Business Standard

Amitabh Kant's growth call: 10K big companies, 10 champion states

The government must take the lead in ensuring Life Insurance Corporation of India invests in startups, says Amitabh Kant

Amitabh Kant, India’s G20 Sherpa    (Photo: Priyanka Parashar)

Amitabh Kant, India’s G20 Sherpa (Photo: Priyanka Parashar)

Ruchika Chitravanshi New Delhi
India needs to create 10,000 large companies to achieve the size and scale of manufacturing necessary to meet its growth ambitions, Amitabh Kant, India’s Group of Twenty (G20) Sherpa, said on Thursday. He added that the country should aspire to 10 per cent growth driven by the manufacturing sector.

Speaking at the Business Standard Manthan event, Kant said that over the next five years, India should aim for 10 champion states to grow at a rate exceeding 10 per cent. This growth can drive India’s economy to expand by 9-10 per cent for the next three and a half decades, akin to the growth trajectories of South Korea, China, Taiwan, and Singapore.

“We need to empower states to lead transformation. We require 10-11 champion states... What the Centre has initiated, the states must now follow... Reforms are essential. They must dismantle rules and regulations from the Socialist era,” Kant expressed.
The former NITI Aayog chief executive officer stressed the importance of nurturing large companies with backward and forward integration with the micro, small and medium enterprise (MSME) sector to generate employment.

“India has too few large companies. It has an abundance of MSMEs. There’s no crime in growing big.”

Simultaneously, Kant advocated for India to become the world’s largest startup hub, challenging Silicon Valley. He suggested allowing private capital, including investments from Indian pension funds, insurance companies, and family businesses not yet involved in the startup ecosystem.

“The government must take the lead in ensuring Life Insurance Corporation of India invests in startups,” Kant urged.

Kant highlighted the necessity for Indian companies to integrate into the global value chain, underscoring the potential gains from the export market.

“Export markets offer five times the value. The minute you view the world as your market, you target not just India’s 1.4 billion people but the 5 billion transitioning from poverty to the middle class,” Kant explained.

Regarding foreign direct investment (FDI) policy, Kant stressed the need for simplicity and accessibility across sectors, encouraging foreign investment.

“India needs to allow FDI across sectors. We need to make sure that we handhold every large company which is not coming to India, to talk to them. We need to ensure that for people looking for alternatives to China, no country is better poised than India,” he asserted.
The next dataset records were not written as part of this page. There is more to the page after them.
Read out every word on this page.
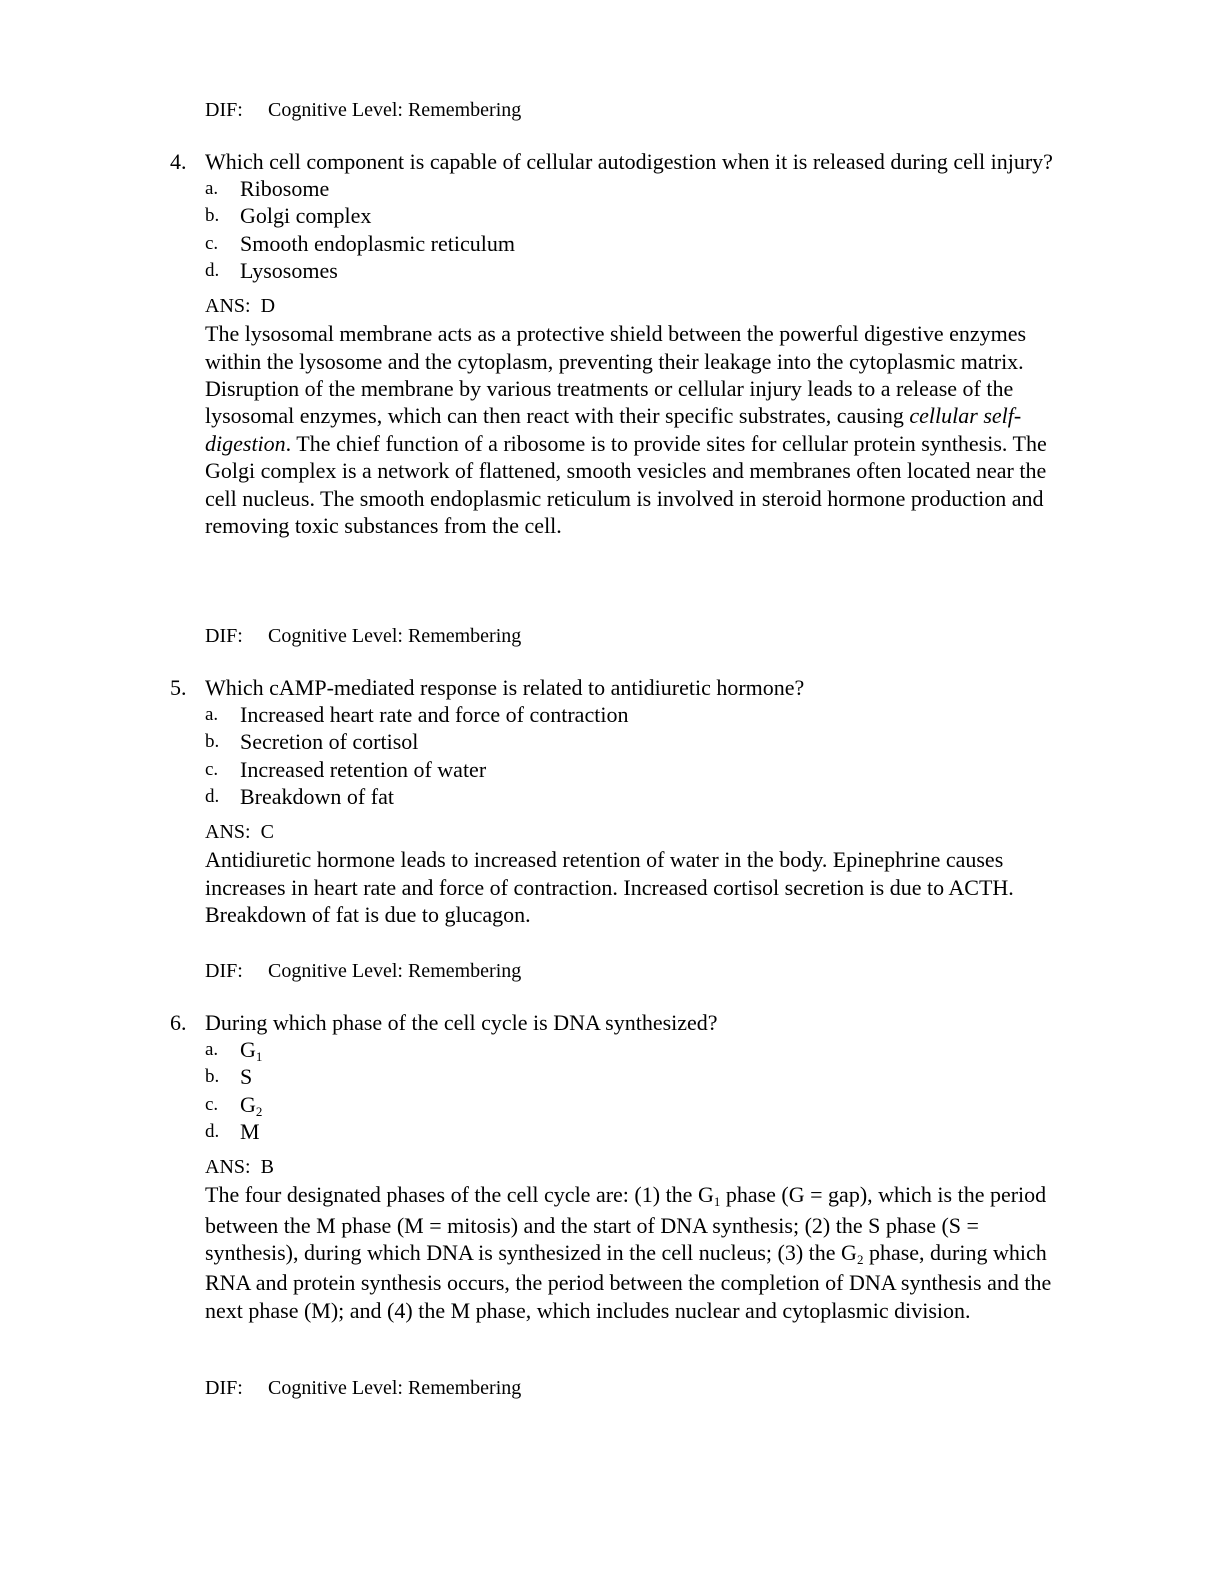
DIF: Cognitive Level: Remembering
4. Which cell component is capable of cellular autodigestion when it is released during cell injury?
a. Ribosome
b. Golgi complex
c. Smooth endoplasmic reticulum
d. Lysosomes
ANS: D
The lysosomal membrane acts as a protective shield between the powerful digestive enzymes within the lysosome and the cytoplasm, preventing their leakage into the cytoplasmic matrix. Disruption of the membrane by various treatments or cellular injury leads to a release of the lysosomal enzymes, which can then react with their specific substrates, causing cellular self-digestion. The chief function of a ribosome is to provide sites for cellular protein synthesis. The Golgi complex is a network of flattened, smooth vesicles and membranes often located near the cell nucleus. The smooth endoplasmic reticulum is involved in steroid hormone production and removing toxic substances from the cell.
DIF: Cognitive Level: Remembering
5. Which cAMP-mediated response is related to antidiuretic hormone?
a. Increased heart rate and force of contraction
b. Secretion of cortisol
c. Increased retention of water
d. Breakdown of fat
ANS: C
Antidiuretic hormone leads to increased retention of water in the body. Epinephrine causes increases in heart rate and force of contraction. Increased cortisol secretion is due to ACTH. Breakdown of fat is due to glucagon.
DIF: Cognitive Level: Remembering
6. During which phase of the cell cycle is DNA synthesized?
a. G1
b. S
c. G2
d. M
ANS: B
The four designated phases of the cell cycle are: (1) the G1 phase (G = gap), which is the period between the M phase (M = mitosis) and the start of DNA synthesis; (2) the S phase (S = synthesis), during which DNA is synthesized in the cell nucleus; (3) the G2 phase, during which RNA and protein synthesis occurs, the period between the completion of DNA synthesis and the next phase (M); and (4) the M phase, which includes nuclear and cytoplasmic division.
DIF: Cognitive Level: Remembering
He emphasised the importance of prioritising manufacturing to create quality jobs, aligning with India’s goal to become a $30-$35 trillion economy by 2047. With 40 per cent of the population dependent on agriculture, Kant advocated for a shift towards manufacturing employment.

Kant outlined India’s agenda for development, emphasising the importance of states’ growth in manufacturing, sustainable urbanisation, agricultural productivity, and the services sector.

He also stressed the need for increased private investment to support India’s growth ambitions.

“To achieve 10 per cent growth, investment rates must reach 40 per cent. This cannot rely solely on government capital expenditure,” Kant remarked.

On the topic of cryptocurrency, Kant expressed opposition to its use as currency but recognised its potential as an asset class, subject to individual perceptions in India.

Reflecting on his experiences as the G20 Sherpa, Kant described the challenges of achieving consensus, particularly regarding the Russia-Ukraine conflict. After 300 hours of negotiations and 16 drafts, consensus was reached, marking unprecedented success in addressing global issues.

“It was a lot of touch and go, but we achieved full consensus. This is the first time that even the United Nations accepted that we brought their agenda of sustainable development goals, growth, Russia Ukraine crisis — and achieved success in a manner which has never been achieved by any other multilateral bodies before,” Kant said.

Looking ahead, Kant acknowledged the geopolitical challenges, including the Israel-Hamas conflict, which will be discussed during the Brazilian presidency. He anticipated discussions among G20 members in the coming days, recognising the complexities of intertwining development and geopolitical issues.

“It will be an enormous challenge. Development issues get coloured with geopolitical issues,” he added.